The XX Factor

Immigrant Woman in Ireland Denied an Abortion, Forced Into a C-Section

Demonstrators in Dublin march in memory of Savita Halappanavar and against Ireland’s tough abortion restrictions in 2012.  

Photo by Peter Muhly/AFP/Getty Images

After the death of Savita Halappanavar, who died in 2012 from sepsis after she was denied an abortion for miscarrying a pregnancy, Ireland agreed to relax its stringent abortion ban ever so slightly to allow women who are in real medical danger to obtain abortions. Despite that small concession to women’s basic human rights, Ireland has coughed up another horror story of what happens to pregnant women who want to terminate in distressed situations. The Guardian reports that an unnamed immigrant woman in Ireland was forced into a cesarean section to deliver a baby at a shockingly premature 25 weeks after she was denied an abortion at eight weeks.

Henry McDonald reports:*

The woman, who is an immigrant and cannot be named for legal reasons, was refused an abortion even though at eight weeks she demanded a termination, claiming she was suicidal.

After she then threatened a hunger strike to protest the decision, local health authorities obtained a court order to deliver the baby prematurely—at around 25 weeks according to some reports—to ensure its safety. The infant has been placed in care.
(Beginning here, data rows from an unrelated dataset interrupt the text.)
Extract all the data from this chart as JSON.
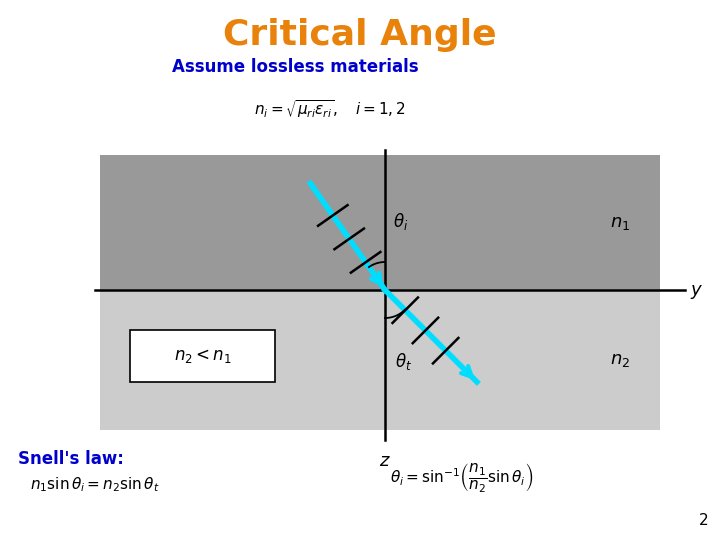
{
  "title": "Critical Angle",
  "title_color": "#E8820A",
  "subtitle": "Assume lossless materials",
  "subtitle_color": "#0000CC",
  "bg_color": "#FFFFFF",
  "upper_rect_color": "#999999",
  "lower_rect_color": "#CCCCCC",
  "n1_label": "$n_1$",
  "n2_label": "$n_2$",
  "y_label": "$y$",
  "z_label": "$z$",
  "theta_i_label": "$\\theta_i$",
  "theta_t_label": "$\\theta_t$",
  "snells_law_label": "Snell's law:",
  "n2_lt_n1_label": "$n_2 < n_1$",
  "beam_color": "#00DDFF",
  "formula_color": "#000000",
  "snells_color": "#0000CC",
  "page_number": "2"
}
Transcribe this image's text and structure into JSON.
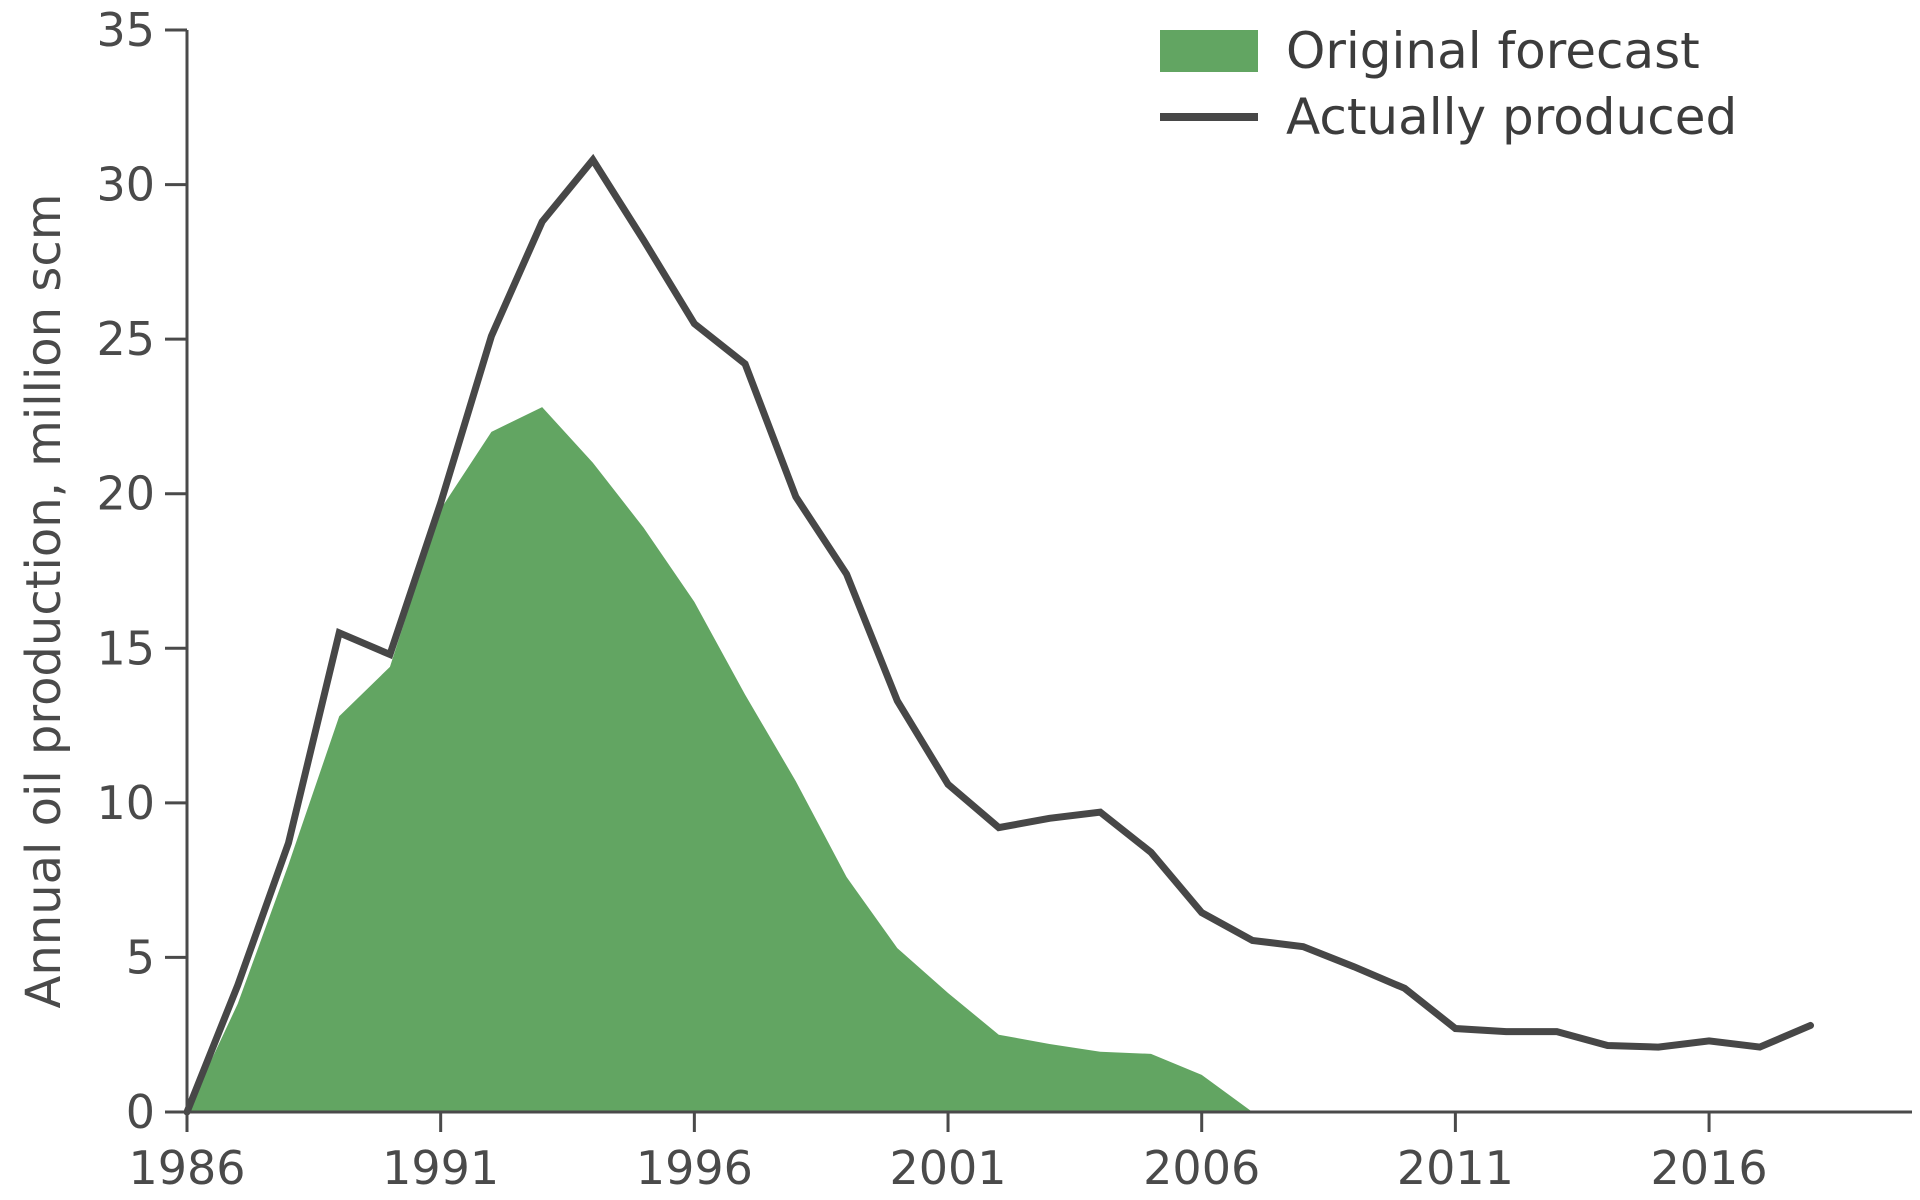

The New York Times reports that this is the first case under Ireland’s new Protection of Life During Pregnancy Act, which “legalized the termination of pregnancies in cases when there is a real and substantial risk to the life of the mother, including the threat of suicide over a pregnancy.” According to the Times’ Douglas Dalby, the case “was referred to a panel of three experts—an obstetrician and two psychiatrists. The psychiatrists determined that she had suicidal thoughts, but the obstetrician declared that the fetus was viable and that it should be delivered.”

It’s a case that’s reminiscent of what happened in similarly Catholic-dominated El Salvador, where a very ill woman, Beatriz, was forced to undergo an invasive and painful C-section at 26 weeks to deliver a baby with no brain rather than get a life-saving abortion earlier in her pregnancy. As with that case, the government in Ireland seems to be making a mockery of its own posturing about “life.” While this baby is currently surviving, deliberately forcing a woman to give birth to a very premature baby suggests that the supposed concern for life is nothing when compared to the desire to use pregnancy as a pretext to strip women of basic human rights.

And it gets worse. More from the Sunday Times:

The young woman, a foreign national with limited English, was not able freely to travel abroad for an abortion because of her legal status in Ireland.

She discovered she was expecting about eight weeks into the pregnancy, and immediately sought an abortion because she had been the victim of a traumatic rape. Months later, the woman believed she had been effectively refused an abortion, or the ability to travel abroad for such a procedure, by the state. She then went on a hunger and liquid strike.

The situation perfectly encapsulates how abortion bans work in the real world: The most vulnerable women are harmed, while more privileged women find ways to get abortions. In Ireland, women who can afford to travel simply go to England to get abortions, meaning that poor and immigrant women under travel restrictions are out of luck. A young immigrant rape victim has now been put through an entirely unnecessary horror show, but hey, at least Irish politicians can preen about how “pro-life” they are.

*Correction, Aug. 18, 2014: This post originally misidentified Guardian reporter Henry McDonald as Heather McDonald.